# Nursery Before and After



## atsilvers27 (Jul 5, 2011)

So this was our latest project - the tiny 3rd bedroom. The main issue was the floor - it was in bad shape. The previous owner had tried to fix it with a bad sanding and staining job, but it was obvious that is wasn't suitable as a livable bedroom with rough, scratchy wood that was also splintering. Our choices were: having it professionally refinished ($$$), renting a big push sander and doing it ourselves ($$), or buying a hand-sander and doing it ourselves ($). Hubby was very confident he could do it himself, although he never refinished a hardwood floor. So we went with option #3. I was skeptical, as the hand sander wasn't very strong and he had to make several passes, but was pleasantly surprised with the results, which matches nicely with our other bedrooms. BTW, we found out that because of a chemical reaction, the vapors from the staining, when combined with an oven, produces a really strong propane-type smell. 

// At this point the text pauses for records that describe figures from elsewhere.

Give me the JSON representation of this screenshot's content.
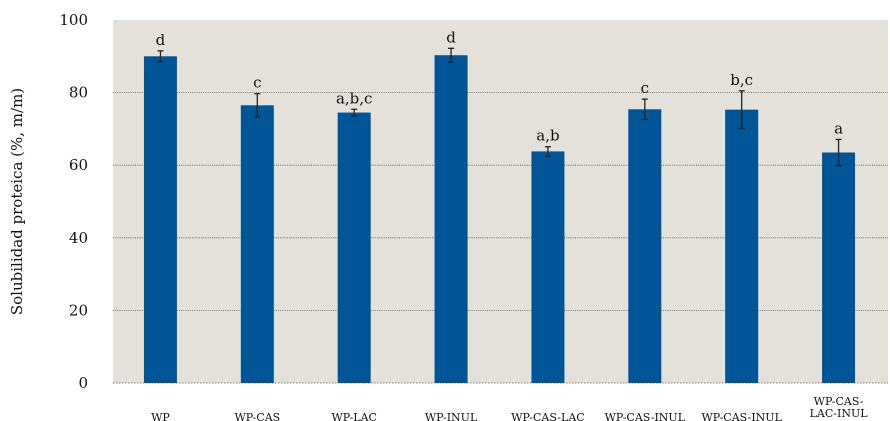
{
  "chart_data": {
    "type": "bar",
    "ylabel": "Solubilidad proteica (%, m/m)",
    "ylim": [
      0,
      100
    ],
    "yticks": [
      0,
      20,
      40,
      60,
      80,
      100
    ],
    "grid": true,
    "categories": [
      "WP",
      "WP-CAS",
      "WP-LAC",
      "WP-INUL",
      "WP-CAS-LAC",
      "WP-CAS-INUL",
      "WP-CAS-INUL",
      "WP-CAS-LAC-INUL"
    ],
    "category_lines": [
      [
        "WP"
      ],
      [
        "WP-CAS"
      ],
      [
        "WP-LAC"
      ],
      [
        "WP-INUL"
      ],
      [
        "WP-CAS-LAC"
      ],
      [
        "WP-CAS-INUL"
      ],
      [
        "WP-CAS-INUL"
      ],
      [
        "WP-CAS-",
        "LAC-INUL"
      ]
    ],
    "values": [
      90.0,
      76.5,
      74.5,
      90.3,
      63.8,
      75.4,
      75.3,
      63.5
    ],
    "errors": [
      1.5,
      3.2,
      0.9,
      1.9,
      1.3,
      2.8,
      5.2,
      3.6
    ],
    "letters": [
      "d",
      "c",
      "a,b,c",
      "d",
      "a,b",
      "c",
      "b,c",
      "a"
    ],
    "colors": {
      "bar": "#005597",
      "plot_background": "#e4e1db",
      "grid": "#555555",
      "error_bar": "#222222"
    }
  }
}
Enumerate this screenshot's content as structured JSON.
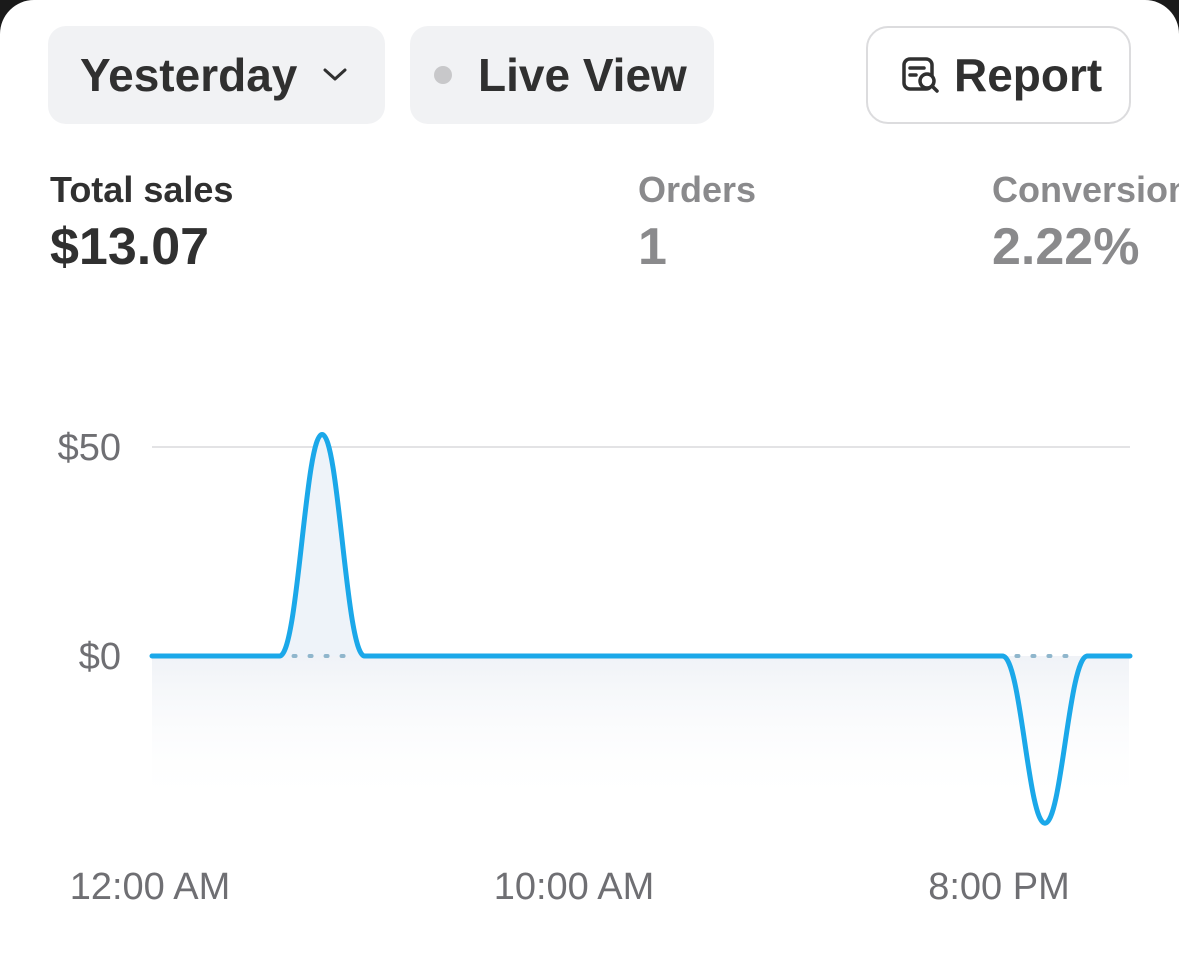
{
  "toolbar": {
    "date_range_label": "Yesterday",
    "live_view_label": "Live View",
    "report_label": "Report"
  },
  "metrics": {
    "total_sales": {
      "label": "Total sales",
      "value": "$13.07"
    },
    "orders": {
      "label": "Orders",
      "value": "1"
    },
    "conversion": {
      "label": "Conversion",
      "value": "2.22%"
    }
  },
  "icons": {
    "date_chevron": "chevron-down-icon",
    "live_dot": "live-status-dot-icon",
    "report": "report-search-icon"
  },
  "colors": {
    "series_line": "#1ba8e9",
    "live_dot": "#c8c8ca",
    "gridline": "#e3e3e5"
  },
  "chart_data": {
    "type": "line",
    "x_tick_labels": [
      "12:00 AM",
      "10:00 AM",
      "8:00 PM"
    ],
    "y_tick_labels": [
      "$50",
      "$0"
    ],
    "y_ticks": [
      50,
      0
    ],
    "ylim": [
      -40,
      50
    ],
    "x_range_hours": [
      0,
      23
    ],
    "series": [
      {
        "x": [
          0,
          3,
          4,
          5,
          6,
          20,
          21,
          22,
          23
        ],
        "y": [
          0,
          0,
          53,
          0,
          0,
          0,
          -40,
          0,
          0
        ]
      }
    ],
    "comparison_baseline_dotted": true,
    "grid": true,
    "legend": "none"
  }
}
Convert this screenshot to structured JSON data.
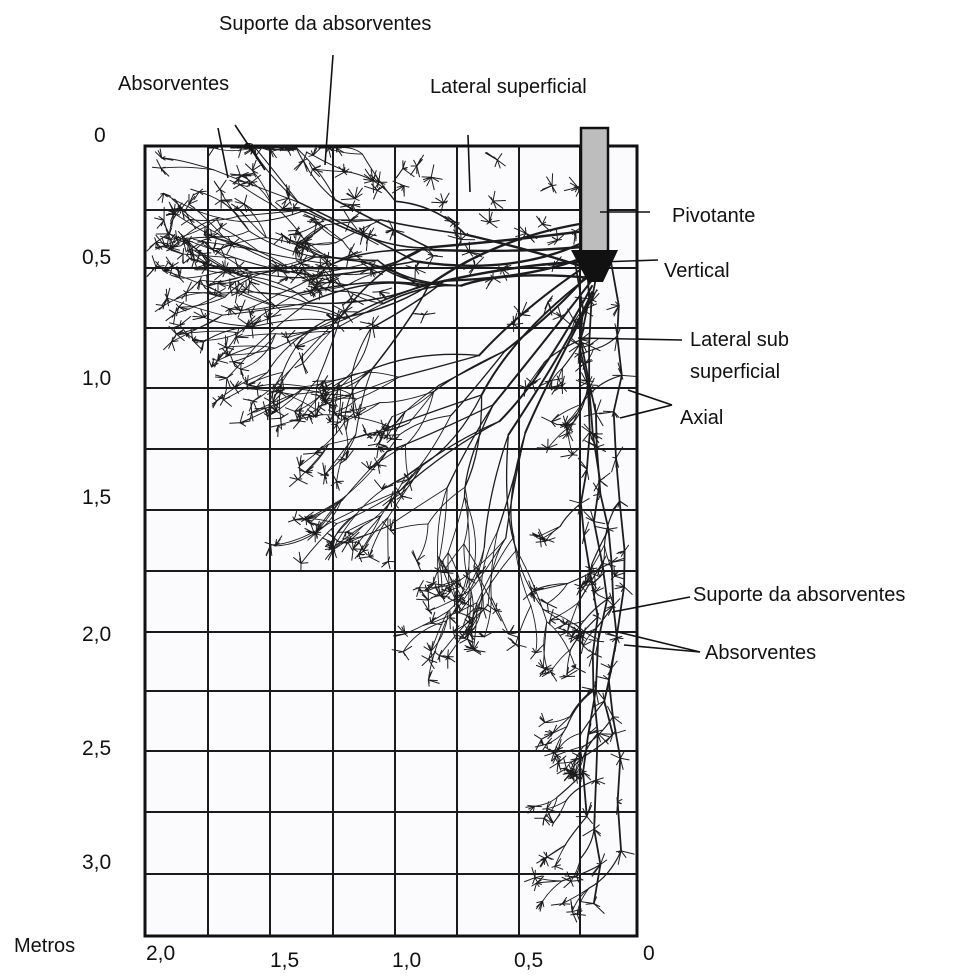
{
  "labels": {
    "suporte_top": "Suporte da absorventes",
    "absorventes_top": "Absorventes",
    "lateral_superficial": "Lateral superficial",
    "pivotante": "Pivotante",
    "vertical": "Vertical",
    "lateral_sub_1": "Lateral sub",
    "lateral_sub_2": "superficial",
    "axial": "Axial",
    "suporte_bottom": "Suporte da absorventes",
    "absorventes_bottom": "Absorventes",
    "metros": "Metros"
  },
  "y_ticks": [
    "0",
    "0,5",
    "1,0",
    "1,5",
    "2,0",
    "2,5",
    "3,0"
  ],
  "x_ticks": [
    "2,0",
    "1,5",
    "1,0",
    "0,5",
    "0"
  ],
  "colors": {
    "ink": "#111111",
    "paper": "#fbfbfd"
  }
}
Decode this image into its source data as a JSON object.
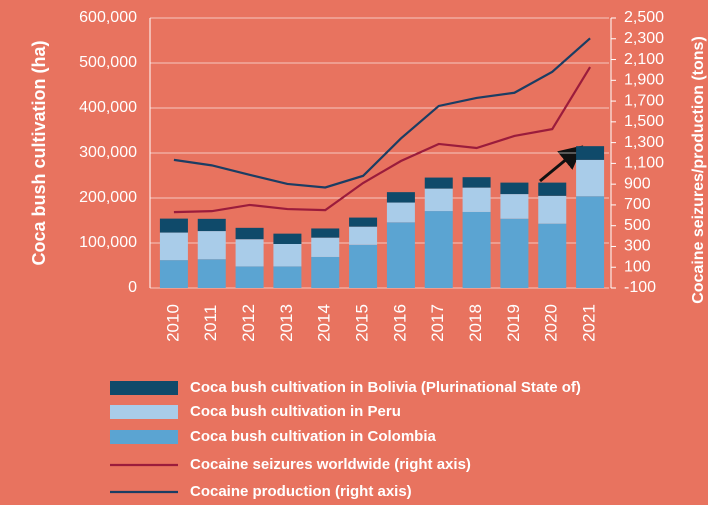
{
  "chart_data": {
    "type": "bar",
    "stacked": true,
    "categories": [
      "2010",
      "2011",
      "2012",
      "2013",
      "2014",
      "2015",
      "2016",
      "2017",
      "2018",
      "2019",
      "2020",
      "2021"
    ],
    "ylabel": "Coca bush cultivation (ha)",
    "y2label": "Cocaine seizures/production (tons)",
    "ylim": [
      0,
      600000
    ],
    "yticks": [
      0,
      {
        "value": 100000,
        "label": "100,000"
      },
      {
        "value": 200000,
        "label": "200,000"
      },
      {
        "value": 300000,
        "label": "300,000"
      },
      {
        "value": 400000,
        "label": "400,000"
      },
      {
        "value": 500000,
        "label": "500,000"
      },
      {
        "value": 600000,
        "label": "600,000"
      }
    ],
    "y2lim": [
      -100,
      2500
    ],
    "y2ticks": [
      -100,
      100,
      300,
      500,
      700,
      900,
      {
        "value": 1100,
        "label": "1,100"
      },
      {
        "value": 1300,
        "label": "1,300"
      },
      {
        "value": 1500,
        "label": "1,500"
      },
      {
        "value": 1700,
        "label": "1,700"
      },
      {
        "value": 1900,
        "label": "1,900"
      },
      {
        "value": 2100,
        "label": "2,100"
      },
      {
        "value": 2300,
        "label": "2,300"
      },
      {
        "value": 2500,
        "label": "2,500"
      }
    ],
    "grid": true,
    "series": [
      {
        "name": "Coca bush cultivation in Colombia",
        "type": "bar",
        "color": "#5ba4d2",
        "values": [
          62000,
          64000,
          48000,
          48000,
          69000,
          96000,
          146000,
          171000,
          169000,
          154000,
          143000,
          204000
        ]
      },
      {
        "name": "Coca bush cultivation in Peru",
        "type": "bar",
        "color": "#a9cce9",
        "values": [
          61200,
          62500,
          60400,
          49800,
          42900,
          40300,
          43900,
          49900,
          54100,
          54700,
          61800,
          80700
        ]
      },
      {
        "name": "Coca bush cultivation in Bolivia (Plurinational State of)",
        "type": "bar",
        "color": "#0f4a6a",
        "values": [
          31000,
          27200,
          25300,
          23000,
          20400,
          20200,
          23100,
          24500,
          23100,
          25500,
          29400,
          30500
        ]
      },
      {
        "name": "Cocaine seizures worldwide (right axis)",
        "type": "line",
        "axis": "y2",
        "color": "#9b1c3c",
        "values": [
          631,
          640,
          700,
          660,
          650,
          911,
          1123,
          1287,
          1248,
          1364,
          1430,
          2028
        ]
      },
      {
        "name": "Cocaine production (right axis)",
        "type": "line",
        "axis": "y2",
        "color": "#1b3d63",
        "values": [
          1134,
          1081,
          990,
          902,
          868,
          980,
          1340,
          1653,
          1730,
          1780,
          1982,
          2304
        ]
      }
    ],
    "legend_order": [
      2,
      1,
      0,
      3,
      4
    ]
  }
}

Sorry, these pics are not the best. The first two are from the day we toured the house with the realtor, the 3rd is after the floor was done but before the painting, then after the paint. I originally wanted a chair rail but decided against it considering how uneven the 100+yr old plaster walls were.


----------



## Pucks104 (Aug 16, 2012)

Beautiful results!


----------



## shimpli (Mar 24, 2010)

Wonderful! Looks great!


----------



## Sparkle (May 17, 2012)

Kudos to DH's muscle strength & stamina! The floor looks fabulous. And the walls are like a little girl's dream room! The whole thing is just beautiful!


----------



## krandall (Jun 11, 2009)

It's lovely, Angela!


----------



## Sheri (Oct 11, 2008)

Impressive husband and beautiful results!


----------



## Ruth4Havs (May 13, 2013)

Wow, what a good result of hard work!


----------



## Atticus (May 17, 2011)

Looks great, always so satisfying to do it yourself though it's tough going sometimes!


----------



## whimsy (Apr 3, 2010)

wow...great before and after pics!! wonderful accomplishment for sure!!


----------



## atsilvers27 (Jul 5, 2011)

Thanks. Hope these inspire other do-it-yourselfers.


----------



## Pixiesmom (Jul 31, 2008)

Looove it!


----------



## Suzi (Oct 27, 2010)

Very nice and I love your colors on the wall.


----------



## TilliesMom (Sep 30, 2010)

looks great!! love the floor!
when are you due again??


----------



## atsilvers27 (Jul 5, 2011)

My due date is Sept 25 but I have a scheduled c section for the 19th, due to the twins having to be a c section. Many drs don't do natural after a section to prevent lawsuits. It's been fun putting everything together, I'll have to post more pics after the room is put together.


----------



## TilliesMom (Sep 30, 2010)

awesome!!! ya, I had 2 scheduled c-sections myself... the 2nd one was a walk in the park!!
not much longer!!!


----------